My test run was 4 miles at 7:00/mile pace, and rather than shying away from ice, I ran right for it. Though there were patches of exposed asphalt on the rail-to-trail course, I purposely ran through the hairiest line possible, hitting all the snow, slush, and ice possible. I ran intervals and 5k sprints over exposed ice to see if the spikes would slip, and I ran recovery pace through snow drifts to see if the sole would shift. Ultimately, the Stabilicers passed each test I threw at them and came back for more. That’s not to say it was all smooth sailing; it was definitely still evident I was running on unstable surfaces with extra heft on my shoes. During faster intervals, when the force was greatest on my toe at push-off, there was a slight bit of slipping. This may have been attributed to the temperature and snow composition, as the ice and snow was a bit soft on top. On sections of pavement, which these are clearly not designed for, the ride was really rough and I could feel the added force in fewer pressure points on my foot from the cleats; that resulted in a little more soreness in spots, but again, you obviously aren’t supposed to run on concrete with these. I did feel the added weight at times, also leading to some more soreness at the end of the day. Ultimately, I wasn’t expecting the run to feel exactly the same as spring, and it didn’t. But I consider the test run very successful; I never fell, I never felt significant sliding, and most importantly, I had total and complete confidence to run straight over ice and snow.

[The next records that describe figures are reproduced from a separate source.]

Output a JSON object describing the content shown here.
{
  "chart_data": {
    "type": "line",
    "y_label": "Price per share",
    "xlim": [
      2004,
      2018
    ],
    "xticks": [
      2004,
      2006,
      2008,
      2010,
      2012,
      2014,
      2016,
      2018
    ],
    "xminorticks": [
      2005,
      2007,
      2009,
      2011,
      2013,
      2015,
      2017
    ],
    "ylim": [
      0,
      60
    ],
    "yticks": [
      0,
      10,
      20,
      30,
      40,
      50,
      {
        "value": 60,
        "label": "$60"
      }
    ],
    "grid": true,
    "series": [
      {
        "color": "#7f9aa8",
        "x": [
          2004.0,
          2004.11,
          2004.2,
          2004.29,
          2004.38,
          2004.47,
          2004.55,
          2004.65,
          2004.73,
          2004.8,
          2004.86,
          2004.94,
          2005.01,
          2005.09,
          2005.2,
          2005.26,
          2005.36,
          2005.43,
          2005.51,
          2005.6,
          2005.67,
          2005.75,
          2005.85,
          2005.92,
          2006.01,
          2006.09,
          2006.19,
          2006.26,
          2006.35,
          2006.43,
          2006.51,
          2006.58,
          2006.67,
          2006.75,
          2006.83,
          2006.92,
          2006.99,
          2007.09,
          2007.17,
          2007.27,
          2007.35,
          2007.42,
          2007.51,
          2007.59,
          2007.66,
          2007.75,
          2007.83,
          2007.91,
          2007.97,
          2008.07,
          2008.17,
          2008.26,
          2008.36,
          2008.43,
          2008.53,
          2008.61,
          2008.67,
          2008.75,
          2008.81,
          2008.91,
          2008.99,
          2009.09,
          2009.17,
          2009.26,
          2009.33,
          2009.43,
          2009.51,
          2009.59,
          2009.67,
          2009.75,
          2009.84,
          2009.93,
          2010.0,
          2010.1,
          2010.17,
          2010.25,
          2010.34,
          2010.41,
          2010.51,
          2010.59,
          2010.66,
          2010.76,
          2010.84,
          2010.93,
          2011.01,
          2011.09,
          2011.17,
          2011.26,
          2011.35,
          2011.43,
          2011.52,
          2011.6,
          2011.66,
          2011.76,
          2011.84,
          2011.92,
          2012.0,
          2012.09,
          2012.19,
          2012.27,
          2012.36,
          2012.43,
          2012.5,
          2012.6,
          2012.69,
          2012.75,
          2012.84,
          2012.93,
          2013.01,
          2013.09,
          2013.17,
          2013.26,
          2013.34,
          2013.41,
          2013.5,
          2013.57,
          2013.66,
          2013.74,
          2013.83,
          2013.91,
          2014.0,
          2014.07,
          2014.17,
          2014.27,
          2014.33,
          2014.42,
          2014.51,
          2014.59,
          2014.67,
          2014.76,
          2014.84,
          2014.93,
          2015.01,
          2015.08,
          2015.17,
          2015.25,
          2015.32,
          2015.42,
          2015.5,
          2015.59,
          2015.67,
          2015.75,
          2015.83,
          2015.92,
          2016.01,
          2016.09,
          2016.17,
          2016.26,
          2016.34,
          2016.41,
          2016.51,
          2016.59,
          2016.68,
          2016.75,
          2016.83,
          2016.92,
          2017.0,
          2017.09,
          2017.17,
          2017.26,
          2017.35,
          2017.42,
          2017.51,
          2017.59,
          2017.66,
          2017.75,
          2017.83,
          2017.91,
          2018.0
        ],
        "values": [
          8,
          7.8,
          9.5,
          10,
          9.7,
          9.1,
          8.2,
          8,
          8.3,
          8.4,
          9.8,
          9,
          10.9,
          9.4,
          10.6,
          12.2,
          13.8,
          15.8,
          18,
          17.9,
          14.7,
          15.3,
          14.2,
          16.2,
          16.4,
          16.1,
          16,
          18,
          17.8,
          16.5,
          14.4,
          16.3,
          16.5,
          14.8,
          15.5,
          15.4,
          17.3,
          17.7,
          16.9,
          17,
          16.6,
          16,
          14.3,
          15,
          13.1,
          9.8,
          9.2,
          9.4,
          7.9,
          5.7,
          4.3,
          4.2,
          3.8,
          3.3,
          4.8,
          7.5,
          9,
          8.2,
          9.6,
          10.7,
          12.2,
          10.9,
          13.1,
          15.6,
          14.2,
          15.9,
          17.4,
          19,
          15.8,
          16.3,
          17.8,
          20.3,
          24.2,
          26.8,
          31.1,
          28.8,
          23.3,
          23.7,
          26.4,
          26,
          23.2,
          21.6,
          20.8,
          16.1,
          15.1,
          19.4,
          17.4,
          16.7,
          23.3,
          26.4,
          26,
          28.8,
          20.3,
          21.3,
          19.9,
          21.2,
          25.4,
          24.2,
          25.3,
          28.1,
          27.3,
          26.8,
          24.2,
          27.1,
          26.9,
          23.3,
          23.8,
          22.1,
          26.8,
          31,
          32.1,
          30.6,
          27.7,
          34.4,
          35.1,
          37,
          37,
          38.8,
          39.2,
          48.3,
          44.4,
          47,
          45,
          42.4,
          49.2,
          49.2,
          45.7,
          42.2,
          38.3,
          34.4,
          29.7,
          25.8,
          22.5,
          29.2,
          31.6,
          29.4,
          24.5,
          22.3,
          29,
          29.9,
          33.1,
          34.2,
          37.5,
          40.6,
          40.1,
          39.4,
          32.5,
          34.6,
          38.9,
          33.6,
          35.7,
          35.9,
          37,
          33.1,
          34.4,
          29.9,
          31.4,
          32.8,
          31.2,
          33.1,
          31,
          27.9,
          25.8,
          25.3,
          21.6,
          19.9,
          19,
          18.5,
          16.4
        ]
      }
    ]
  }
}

I wore one shoe with the Power Strap and tried the other shoe without. I had zero issues with the Stabilicers shifting during my run, Velcro strap or not. And I really tried to shake them; I hit 4+ inches of snow and slush, I tried midfoot landings and heel striking, I went through snowbanks, and I hit all terrain types, from asphalt to mud to snow. I did all I could to expose the heel gap and they never shifted.

The Verdict

In summary, if there’s a mix of exposed asphalt and snow/ice, I may opt for regular trainers and just pick my way through the snow. Additionally, between the weight and different pressure points on the sole, I’d suggest breaking these in slowly in your training schedule and allowing your body plenty of miles to adapt. I wouldn’t personally wear them on long runs of 10-20 miles, as I have some concerns that they would lead to overuse injuries or tweaks if putting 50 miles a week on them given the different pressure points and added weight. They do allow you to run outdoors, but as much as I hate the treadmill, I’d probably stick indoors for the shorter speed work and wear these outside for 4-8 mile recovery runs.

 Ultimately they performed as intended and gave me the confidence to hit the ice hard. They’re cheaper in price than their competitors, and I’m guessing they’ll hold up a bit better than the DIY ice spike running shoe conversions you’re read about on the internet. And outside of running, they’ll see a lot of winter use between shoveling and walking the dog.